Along with gene therapies, drug manufacturers are creating financial products to spread the cost over time. This is sometimes called “the Netflix model,” but the payments look more like a mortgage.
This approach works best when combined with “value-based contracting” in which the therapy must achieve certain metrics of improving the patient’s health to justify billing. Since we don’t know how durable the effects of these new therapies will be over time, this system shares the risk. It also prevents seven-figure expenditures for a therapy that was ultimately ineffective.
While this solution is intuitive, there is some regulatory red tape such as CMS potentially needing to waive its lowest cost requirement. In addition, the median US home price is just shy of $270,000, a mere fraction of the cost of gene therapies. Even with payments spread out over time, the amounts are likely outside the reach of individuals and would break the budgets of all but the largest groups and health plans.
Private and government game changers
There’s a major opportunity here for a private-sector company that can figure out how to make this work. One approach is to create a risk pool at the PBM level that payers can buy into to defer these costs. It’s almost like another layer of insurance. So far, it hasn’t widely caught on.

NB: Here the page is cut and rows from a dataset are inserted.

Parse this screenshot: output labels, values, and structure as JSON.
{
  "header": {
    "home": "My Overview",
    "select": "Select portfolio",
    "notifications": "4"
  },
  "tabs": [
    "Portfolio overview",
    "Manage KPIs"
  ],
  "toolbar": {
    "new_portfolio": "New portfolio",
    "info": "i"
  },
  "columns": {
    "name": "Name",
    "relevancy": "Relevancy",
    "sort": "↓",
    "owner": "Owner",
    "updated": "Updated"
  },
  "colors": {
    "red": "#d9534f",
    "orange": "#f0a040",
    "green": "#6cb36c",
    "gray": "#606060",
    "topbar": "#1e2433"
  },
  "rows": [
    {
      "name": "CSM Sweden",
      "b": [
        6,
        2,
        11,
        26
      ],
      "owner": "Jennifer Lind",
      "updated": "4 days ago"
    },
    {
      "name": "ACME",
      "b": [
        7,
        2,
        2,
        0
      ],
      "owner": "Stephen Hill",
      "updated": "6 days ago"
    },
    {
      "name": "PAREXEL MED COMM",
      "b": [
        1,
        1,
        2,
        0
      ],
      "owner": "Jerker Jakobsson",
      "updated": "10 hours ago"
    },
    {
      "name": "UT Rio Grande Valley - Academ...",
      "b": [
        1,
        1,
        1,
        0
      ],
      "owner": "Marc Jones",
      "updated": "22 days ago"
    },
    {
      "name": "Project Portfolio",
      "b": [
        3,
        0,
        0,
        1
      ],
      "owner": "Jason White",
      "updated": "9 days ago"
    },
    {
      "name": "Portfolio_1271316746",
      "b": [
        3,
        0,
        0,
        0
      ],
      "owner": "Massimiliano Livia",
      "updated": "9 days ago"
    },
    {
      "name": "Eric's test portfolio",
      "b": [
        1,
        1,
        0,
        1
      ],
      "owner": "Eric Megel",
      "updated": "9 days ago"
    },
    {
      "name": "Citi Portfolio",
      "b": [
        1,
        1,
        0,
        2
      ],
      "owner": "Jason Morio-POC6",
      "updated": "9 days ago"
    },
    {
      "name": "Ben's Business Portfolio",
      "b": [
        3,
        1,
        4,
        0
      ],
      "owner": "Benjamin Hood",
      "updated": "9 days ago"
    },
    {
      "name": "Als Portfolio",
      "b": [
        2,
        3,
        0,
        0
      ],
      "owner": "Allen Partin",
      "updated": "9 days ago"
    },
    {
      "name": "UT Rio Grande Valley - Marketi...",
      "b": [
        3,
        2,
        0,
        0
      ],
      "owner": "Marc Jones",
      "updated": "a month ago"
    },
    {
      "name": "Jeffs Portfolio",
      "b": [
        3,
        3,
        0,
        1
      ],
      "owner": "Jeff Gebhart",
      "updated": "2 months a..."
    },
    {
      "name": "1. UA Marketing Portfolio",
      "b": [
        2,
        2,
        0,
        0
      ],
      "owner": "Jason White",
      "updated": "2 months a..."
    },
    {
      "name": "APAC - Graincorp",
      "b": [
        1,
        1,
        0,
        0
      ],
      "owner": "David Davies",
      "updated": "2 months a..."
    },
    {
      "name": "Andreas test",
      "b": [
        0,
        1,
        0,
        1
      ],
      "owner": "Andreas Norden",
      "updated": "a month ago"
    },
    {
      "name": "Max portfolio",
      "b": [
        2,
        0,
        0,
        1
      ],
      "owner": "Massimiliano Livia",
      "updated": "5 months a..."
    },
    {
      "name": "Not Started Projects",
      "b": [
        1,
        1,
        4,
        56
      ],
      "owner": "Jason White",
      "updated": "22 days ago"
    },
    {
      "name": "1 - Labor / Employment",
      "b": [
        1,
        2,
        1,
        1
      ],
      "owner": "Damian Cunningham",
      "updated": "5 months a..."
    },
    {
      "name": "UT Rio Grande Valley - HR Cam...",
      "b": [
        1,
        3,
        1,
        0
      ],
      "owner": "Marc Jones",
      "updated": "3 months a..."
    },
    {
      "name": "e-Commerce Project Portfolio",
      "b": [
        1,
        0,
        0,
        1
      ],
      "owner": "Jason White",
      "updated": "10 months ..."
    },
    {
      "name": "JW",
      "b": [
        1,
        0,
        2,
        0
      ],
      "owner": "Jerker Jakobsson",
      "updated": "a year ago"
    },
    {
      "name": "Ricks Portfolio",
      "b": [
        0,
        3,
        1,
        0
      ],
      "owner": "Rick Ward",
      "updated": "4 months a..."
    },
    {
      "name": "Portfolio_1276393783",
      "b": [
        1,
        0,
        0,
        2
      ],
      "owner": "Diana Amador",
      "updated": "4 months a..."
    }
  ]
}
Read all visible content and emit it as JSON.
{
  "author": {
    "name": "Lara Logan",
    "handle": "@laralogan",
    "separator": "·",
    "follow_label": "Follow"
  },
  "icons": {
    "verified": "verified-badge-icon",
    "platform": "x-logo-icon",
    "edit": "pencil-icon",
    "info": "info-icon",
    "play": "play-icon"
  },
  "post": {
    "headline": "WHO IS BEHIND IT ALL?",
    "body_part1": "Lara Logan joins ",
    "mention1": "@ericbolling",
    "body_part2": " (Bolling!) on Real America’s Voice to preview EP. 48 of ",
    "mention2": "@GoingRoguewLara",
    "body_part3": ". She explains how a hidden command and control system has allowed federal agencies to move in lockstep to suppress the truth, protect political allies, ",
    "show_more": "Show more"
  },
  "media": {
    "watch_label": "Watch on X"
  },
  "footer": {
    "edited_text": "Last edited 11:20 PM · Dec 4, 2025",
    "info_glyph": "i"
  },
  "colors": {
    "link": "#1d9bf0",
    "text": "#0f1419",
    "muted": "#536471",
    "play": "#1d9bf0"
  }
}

Another line of thinking is that the government should step in and solve this problem. This could be extremely hands-on, such as isolating the category and having the government pay for gene therapies, or moving patients in need of gene therapies to Medicare or Medicaid.
The approach could also be more hands-off, such as deregulation to lower the cost of trials and FDA approval. Or the focus could be pricing, with the creation of a national committee that has oversight on how the manufacturer prices gene therapies. It could set payment by analyzing the evidence on the effectiveness and value of drugs and other medical services for the diagnosis, or create a yearly payment on a set negotiated price with money back if the therapy is not effective.
Perhaps the solution is not yet apparent because gene therapies are being dropped into an already broken system. With drug prices rising unsustainably — people in this country are increasingly forced to choose between medicine and food — $2 million gene therapies may simply be a magnifying glass through which we get a clearer view of the inefficiency and inequity of our current system.
If we are first able to provide a fair cost of care for traditional drugs, we might have a chance of sorting out the issue of gene therapies. We must not allow the cruelty of creating these cures only to price out those who need them.